How To Thicken Soups & Stews {7 Basic Methods}

Why Did My Soup Not Thicken?

Why do your soups and stews sometimes turn out thinner than you’d like? It’s a common kitchen challenge. One reason is that when you overcook vegetables, they tend to release more water into the broth, making it thinner.

Another culprit is not paying attention to the amounts of liquid you add. Sometimes, a heavy-handed pour of stock or water can dilute your soup’s thickness.

If you don’t let your soup simmer long enough, it won’t have the chance to reduce and thicken properly.

Soup is a comforting and versatile dish, but achieving the perfect thickness can sometimes be challenging. Whether you prefer a hearty, creamy texture or a thicker broth, this article will guide you through seven straightforward methods to thicken your soup.

These techniques, from creating a roux to using cornstarch or potatoes, will ensure your soups are both delicious and satisfying. Say goodbye to watery broths and hello to perfectly thickened soups – let’s dive right in!

Roasted green tomato soup served in a sourdough bread bowl on a plate on a wooden table.

This is my roasted green tomato soup. It’s thickened by pureeing the vegetables.

How To Thicken Soups & Stews (7 Ways)

Roux Method

In a pan, melt 2 tablespoons of butter over medium heat. Add 2 tablespoons of flour and stir continuously until it forms a smooth paste, usually in about 2-3 minutes. Then, add this roux to your pot of soup. Allow it to simmer and stir occasionally, and you’ll notice the soup thickening in about 10-15 minutes.

Cornstarch Slurry

In a small bowl, combine 2 tablespoons of cornstarch with 1/4 cup of cold water. Mix until the cornstarch is fully dissolved. Pour this cornstarch slurry into your soup while stirring constantly. Simmer for a few minutes, usually 5-7 minutes, until the soup thickens and becomes clear.

A large bowl full of Bosnian bean soup grah with a spoon in it. The soup is very thick and full of beans and other vegetables.

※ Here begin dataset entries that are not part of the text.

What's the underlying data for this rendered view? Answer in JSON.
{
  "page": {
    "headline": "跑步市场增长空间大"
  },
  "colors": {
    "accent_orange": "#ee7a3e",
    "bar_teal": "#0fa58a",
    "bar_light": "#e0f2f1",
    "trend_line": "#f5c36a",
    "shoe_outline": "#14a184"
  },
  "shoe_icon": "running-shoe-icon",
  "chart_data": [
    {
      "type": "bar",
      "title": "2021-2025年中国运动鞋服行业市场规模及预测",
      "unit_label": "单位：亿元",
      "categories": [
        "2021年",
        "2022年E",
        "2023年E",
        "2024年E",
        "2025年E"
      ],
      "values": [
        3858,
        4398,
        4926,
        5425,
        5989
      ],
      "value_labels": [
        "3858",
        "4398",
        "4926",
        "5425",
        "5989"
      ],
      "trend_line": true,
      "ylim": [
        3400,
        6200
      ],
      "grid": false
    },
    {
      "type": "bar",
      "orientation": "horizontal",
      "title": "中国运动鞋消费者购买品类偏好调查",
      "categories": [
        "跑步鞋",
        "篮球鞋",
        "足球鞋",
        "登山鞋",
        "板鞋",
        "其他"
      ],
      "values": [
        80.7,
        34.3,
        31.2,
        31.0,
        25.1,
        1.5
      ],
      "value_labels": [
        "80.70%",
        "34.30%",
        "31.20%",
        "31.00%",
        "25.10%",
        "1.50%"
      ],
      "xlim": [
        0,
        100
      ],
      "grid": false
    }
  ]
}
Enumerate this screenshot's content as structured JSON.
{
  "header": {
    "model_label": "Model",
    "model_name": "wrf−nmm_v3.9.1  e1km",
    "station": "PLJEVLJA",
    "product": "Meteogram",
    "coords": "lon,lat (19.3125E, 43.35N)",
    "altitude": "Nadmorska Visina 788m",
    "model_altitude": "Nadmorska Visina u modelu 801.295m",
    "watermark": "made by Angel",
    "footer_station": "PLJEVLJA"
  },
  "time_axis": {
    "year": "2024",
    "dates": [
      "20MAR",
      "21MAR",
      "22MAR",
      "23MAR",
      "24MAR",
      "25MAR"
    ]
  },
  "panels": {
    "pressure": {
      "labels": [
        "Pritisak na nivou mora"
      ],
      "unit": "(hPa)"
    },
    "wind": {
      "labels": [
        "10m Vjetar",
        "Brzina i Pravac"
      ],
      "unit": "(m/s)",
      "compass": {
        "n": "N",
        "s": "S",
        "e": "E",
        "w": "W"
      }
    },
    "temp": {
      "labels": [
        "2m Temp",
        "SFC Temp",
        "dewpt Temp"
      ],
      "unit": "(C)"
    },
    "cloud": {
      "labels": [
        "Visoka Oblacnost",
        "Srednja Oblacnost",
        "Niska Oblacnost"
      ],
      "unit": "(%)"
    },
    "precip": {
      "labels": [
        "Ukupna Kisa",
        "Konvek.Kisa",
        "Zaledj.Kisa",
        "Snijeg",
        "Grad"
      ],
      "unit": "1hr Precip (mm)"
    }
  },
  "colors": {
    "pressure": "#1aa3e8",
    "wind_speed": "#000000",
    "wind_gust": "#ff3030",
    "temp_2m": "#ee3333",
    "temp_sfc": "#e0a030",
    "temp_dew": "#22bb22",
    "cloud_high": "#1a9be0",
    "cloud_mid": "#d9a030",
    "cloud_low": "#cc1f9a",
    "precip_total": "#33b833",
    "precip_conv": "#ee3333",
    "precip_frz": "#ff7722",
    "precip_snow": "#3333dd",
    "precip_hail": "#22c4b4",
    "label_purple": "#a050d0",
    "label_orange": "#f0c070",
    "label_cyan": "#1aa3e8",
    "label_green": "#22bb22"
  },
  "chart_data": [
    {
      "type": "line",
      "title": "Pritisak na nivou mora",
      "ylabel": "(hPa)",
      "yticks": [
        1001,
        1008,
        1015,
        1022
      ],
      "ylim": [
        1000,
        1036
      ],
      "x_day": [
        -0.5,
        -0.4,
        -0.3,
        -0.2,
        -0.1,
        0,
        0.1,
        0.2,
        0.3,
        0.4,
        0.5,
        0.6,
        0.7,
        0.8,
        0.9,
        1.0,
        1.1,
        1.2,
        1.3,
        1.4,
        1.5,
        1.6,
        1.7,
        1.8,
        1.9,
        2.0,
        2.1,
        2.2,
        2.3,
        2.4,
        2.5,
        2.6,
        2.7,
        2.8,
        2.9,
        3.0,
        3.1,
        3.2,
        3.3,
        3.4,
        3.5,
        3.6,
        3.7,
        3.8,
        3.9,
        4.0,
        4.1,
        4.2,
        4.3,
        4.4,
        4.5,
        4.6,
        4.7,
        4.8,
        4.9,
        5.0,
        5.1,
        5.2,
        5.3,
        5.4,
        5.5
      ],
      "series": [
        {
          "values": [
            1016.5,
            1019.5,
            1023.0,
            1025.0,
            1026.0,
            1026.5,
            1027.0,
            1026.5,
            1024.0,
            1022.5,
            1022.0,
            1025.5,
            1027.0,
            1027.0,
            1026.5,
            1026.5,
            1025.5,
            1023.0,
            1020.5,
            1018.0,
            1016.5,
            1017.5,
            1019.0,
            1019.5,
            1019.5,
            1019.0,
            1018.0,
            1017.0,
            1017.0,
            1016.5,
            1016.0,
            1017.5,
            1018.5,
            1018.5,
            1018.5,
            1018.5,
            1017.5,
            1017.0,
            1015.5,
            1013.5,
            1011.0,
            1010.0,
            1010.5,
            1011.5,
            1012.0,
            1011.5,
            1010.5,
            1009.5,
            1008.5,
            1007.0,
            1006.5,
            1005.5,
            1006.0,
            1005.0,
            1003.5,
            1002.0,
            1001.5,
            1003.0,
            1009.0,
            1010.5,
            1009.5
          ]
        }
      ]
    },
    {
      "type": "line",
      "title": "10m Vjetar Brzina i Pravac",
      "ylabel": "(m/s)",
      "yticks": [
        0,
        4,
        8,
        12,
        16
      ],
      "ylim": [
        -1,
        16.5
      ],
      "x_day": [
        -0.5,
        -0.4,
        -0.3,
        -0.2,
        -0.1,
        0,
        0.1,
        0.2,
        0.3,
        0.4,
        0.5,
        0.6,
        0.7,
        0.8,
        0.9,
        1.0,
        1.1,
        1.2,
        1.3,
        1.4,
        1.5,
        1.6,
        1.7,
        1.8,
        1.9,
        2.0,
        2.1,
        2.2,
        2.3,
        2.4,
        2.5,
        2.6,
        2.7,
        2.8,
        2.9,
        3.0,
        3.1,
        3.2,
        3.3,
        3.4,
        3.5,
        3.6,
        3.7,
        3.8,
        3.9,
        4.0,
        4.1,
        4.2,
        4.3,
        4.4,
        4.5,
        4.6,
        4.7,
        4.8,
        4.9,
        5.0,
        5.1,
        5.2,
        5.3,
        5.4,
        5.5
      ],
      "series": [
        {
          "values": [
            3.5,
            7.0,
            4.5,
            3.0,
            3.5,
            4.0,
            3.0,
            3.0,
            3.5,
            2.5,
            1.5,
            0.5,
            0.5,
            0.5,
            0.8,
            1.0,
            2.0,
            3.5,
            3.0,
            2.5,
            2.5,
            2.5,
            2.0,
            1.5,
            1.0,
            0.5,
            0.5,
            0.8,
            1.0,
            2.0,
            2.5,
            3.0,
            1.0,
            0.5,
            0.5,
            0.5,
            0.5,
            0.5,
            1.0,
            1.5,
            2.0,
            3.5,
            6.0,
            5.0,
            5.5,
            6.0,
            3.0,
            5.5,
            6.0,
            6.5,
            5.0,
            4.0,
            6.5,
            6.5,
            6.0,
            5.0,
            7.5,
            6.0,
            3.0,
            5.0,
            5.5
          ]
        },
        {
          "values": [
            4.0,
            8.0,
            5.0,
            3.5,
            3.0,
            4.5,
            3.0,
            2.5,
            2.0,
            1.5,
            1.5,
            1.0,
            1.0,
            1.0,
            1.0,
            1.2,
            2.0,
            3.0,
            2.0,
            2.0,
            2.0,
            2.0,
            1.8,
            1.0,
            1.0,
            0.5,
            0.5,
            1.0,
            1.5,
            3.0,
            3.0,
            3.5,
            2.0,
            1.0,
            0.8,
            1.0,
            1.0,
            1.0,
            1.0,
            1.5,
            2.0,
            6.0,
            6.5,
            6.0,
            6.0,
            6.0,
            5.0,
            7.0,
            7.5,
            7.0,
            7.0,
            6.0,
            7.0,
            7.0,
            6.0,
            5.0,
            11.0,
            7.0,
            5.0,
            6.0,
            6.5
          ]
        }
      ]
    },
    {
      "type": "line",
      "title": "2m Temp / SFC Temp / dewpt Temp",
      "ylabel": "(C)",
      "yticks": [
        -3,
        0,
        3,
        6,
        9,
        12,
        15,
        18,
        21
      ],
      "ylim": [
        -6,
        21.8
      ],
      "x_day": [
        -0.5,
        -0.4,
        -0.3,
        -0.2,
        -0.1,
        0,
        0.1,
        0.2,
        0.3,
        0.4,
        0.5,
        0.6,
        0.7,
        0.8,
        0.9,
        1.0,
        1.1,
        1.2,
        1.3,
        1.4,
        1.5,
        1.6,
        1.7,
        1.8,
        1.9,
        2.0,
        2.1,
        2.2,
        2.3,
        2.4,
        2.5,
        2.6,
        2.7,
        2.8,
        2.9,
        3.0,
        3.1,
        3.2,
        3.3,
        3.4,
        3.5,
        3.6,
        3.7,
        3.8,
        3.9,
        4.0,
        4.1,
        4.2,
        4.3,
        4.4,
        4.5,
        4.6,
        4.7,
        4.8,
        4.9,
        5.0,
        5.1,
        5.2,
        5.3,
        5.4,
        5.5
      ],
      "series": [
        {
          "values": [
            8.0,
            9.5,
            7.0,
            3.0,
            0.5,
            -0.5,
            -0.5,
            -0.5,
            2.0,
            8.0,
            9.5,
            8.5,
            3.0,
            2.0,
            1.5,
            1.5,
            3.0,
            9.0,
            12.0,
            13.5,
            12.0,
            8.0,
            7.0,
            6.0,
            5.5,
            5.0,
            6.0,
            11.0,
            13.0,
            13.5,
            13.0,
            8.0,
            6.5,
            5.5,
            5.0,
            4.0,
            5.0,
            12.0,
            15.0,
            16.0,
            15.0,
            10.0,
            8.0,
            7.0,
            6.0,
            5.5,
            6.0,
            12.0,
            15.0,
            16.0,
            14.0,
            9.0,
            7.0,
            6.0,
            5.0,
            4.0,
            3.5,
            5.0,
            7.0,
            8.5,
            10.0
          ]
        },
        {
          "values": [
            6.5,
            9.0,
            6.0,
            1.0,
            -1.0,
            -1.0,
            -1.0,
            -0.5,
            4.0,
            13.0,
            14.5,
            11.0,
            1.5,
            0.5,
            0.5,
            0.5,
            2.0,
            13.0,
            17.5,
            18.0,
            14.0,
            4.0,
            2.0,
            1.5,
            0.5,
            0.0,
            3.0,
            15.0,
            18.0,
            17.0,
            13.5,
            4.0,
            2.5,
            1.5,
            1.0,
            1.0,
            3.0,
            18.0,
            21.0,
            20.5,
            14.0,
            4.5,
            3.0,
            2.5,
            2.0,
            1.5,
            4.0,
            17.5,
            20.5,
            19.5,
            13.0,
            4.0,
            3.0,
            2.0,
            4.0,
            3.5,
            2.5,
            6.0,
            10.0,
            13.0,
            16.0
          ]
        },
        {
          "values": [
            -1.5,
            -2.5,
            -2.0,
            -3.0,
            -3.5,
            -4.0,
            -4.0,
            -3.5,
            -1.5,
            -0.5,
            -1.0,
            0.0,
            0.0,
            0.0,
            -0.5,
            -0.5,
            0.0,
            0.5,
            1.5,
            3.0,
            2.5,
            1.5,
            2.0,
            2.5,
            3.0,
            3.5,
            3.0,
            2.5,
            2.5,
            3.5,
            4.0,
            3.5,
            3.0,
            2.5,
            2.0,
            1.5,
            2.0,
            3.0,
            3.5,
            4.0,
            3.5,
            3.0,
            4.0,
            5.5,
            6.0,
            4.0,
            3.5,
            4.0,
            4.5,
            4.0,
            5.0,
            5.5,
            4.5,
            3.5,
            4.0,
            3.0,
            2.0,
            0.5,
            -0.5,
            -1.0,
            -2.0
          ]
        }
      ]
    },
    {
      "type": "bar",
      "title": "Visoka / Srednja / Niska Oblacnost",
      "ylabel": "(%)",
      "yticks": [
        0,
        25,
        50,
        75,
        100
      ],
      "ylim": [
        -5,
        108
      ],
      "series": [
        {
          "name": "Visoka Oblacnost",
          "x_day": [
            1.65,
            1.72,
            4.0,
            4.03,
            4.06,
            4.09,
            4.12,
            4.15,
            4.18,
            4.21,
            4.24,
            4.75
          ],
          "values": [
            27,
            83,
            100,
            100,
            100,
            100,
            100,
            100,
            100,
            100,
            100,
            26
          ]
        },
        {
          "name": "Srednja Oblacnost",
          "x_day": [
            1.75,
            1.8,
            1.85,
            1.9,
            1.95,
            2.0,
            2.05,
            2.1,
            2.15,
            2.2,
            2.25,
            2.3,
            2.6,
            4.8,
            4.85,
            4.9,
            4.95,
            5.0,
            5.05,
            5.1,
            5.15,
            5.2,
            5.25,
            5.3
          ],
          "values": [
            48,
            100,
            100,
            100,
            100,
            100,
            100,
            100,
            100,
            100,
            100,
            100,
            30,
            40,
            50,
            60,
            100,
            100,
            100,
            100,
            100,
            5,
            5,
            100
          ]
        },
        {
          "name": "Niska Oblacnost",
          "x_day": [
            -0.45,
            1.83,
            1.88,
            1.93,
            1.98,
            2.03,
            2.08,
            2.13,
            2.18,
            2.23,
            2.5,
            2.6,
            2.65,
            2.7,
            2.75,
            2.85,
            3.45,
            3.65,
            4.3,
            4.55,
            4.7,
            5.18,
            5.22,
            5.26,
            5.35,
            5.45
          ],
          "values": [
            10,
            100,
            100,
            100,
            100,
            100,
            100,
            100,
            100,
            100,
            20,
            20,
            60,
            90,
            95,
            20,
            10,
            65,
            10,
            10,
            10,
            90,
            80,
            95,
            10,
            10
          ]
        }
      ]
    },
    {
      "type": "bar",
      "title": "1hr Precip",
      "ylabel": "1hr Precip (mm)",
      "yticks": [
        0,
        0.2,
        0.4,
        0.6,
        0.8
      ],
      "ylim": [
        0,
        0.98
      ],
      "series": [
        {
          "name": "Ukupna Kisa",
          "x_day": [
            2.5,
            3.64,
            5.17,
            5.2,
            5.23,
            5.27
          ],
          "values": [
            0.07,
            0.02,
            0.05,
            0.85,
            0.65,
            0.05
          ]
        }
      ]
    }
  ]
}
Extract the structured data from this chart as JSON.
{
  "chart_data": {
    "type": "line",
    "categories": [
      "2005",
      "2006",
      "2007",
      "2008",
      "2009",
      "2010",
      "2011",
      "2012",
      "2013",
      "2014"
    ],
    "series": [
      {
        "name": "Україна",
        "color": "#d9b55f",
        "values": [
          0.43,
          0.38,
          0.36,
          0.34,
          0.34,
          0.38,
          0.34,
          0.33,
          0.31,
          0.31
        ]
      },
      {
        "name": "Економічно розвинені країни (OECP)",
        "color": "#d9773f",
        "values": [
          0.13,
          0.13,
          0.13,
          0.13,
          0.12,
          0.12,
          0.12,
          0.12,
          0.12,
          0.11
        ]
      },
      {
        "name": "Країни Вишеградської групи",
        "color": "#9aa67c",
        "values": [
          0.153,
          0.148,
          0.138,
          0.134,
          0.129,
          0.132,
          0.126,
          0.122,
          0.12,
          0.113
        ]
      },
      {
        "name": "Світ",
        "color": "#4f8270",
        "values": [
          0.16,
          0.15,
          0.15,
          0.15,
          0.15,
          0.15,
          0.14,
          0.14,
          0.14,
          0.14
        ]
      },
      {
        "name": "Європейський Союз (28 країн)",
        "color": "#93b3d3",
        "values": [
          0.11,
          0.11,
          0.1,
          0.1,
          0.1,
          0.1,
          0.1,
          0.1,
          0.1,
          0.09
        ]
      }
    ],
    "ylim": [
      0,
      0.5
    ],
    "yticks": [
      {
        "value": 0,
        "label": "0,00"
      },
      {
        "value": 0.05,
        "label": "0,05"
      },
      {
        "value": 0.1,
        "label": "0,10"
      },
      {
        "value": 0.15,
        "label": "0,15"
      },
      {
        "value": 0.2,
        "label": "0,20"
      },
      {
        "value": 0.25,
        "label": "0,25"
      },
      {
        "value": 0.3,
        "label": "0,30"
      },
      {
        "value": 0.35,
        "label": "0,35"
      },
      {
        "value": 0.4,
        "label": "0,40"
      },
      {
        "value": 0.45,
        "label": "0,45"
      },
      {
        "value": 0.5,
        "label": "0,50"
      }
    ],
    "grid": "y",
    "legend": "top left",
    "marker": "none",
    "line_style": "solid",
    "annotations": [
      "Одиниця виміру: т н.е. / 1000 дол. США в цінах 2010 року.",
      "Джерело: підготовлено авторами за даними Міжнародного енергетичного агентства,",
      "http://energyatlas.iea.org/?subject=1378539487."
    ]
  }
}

The famous peasant Balkan grah soup or stew, whether it’s Croatian grah or Bosnian grah, is thickened by a traditional roux.

Potato Starch

Peel and dice 2 medium-sized potatoes into small pieces. Add them to your soup and allow them to cook until they break down and dissolve into the soup, which usually takes around 20-30 minutes. You can use an immersion blender to puree the soup if you prefer a smoother texture.

Beans and Legumes

Mash 1/2 cup of beans or lentils with a fork or a potato masher. Stir the mashed beans or lentils into your soup and let it simmer for approximately 15-20 minutes. Stir occasionally to achieve the desired thickness.

A large bowl full of Jamaican oxtail stew with butterbeans. Rice is served on the side and green onions are used as a garnish.

This traditional Jamaican oxtail stew (highly recommended) is thickened by reducing the liquid and the butterbeans.

Cream or Milk

Pour 1/2 cup of heavy cream or milk into your soup. Stir well and let it simmer over low heat for about 10 minutes. The soup will thicken, and the cream or milk will infuse the flavors beautifully.


Grate 1/2 cup of your preferred cheese, such as cheddar, Parmesan, or cream cheese. Add the grated cheese to your soup and simmer while stirring continuously. It usually takes 5-7 minutes for the cheese to melt and the soup to thicken and become creamy.

A black bowl full of golden glow soup. The soup is bright orange from the sweet potatoes and turmeric and very creamy. It is full of cooked rice, shredded chicken, and kale.

The rice will help thicken this golden glow soup, just as potatoes will break apart and help thicken this green bean soup..


Simmer your soup uncovered over low to medium heat for 15-20 minutes. This allows excess moisture to evaporate, naturally thickening the soup as it cooks down. Stir occasionally to prevent sticking or burning.

Final Thoughts

Achieving the ideal thickness for your soups and stews is a fundamental skill that can transform a disappointing meal into something extraordinary. Remember, mastering the art of thickening is not about adhering to strict rules but rather about adapting these techniques to suit your preferences and the ingredients at hand. Try different things and see what you prefer.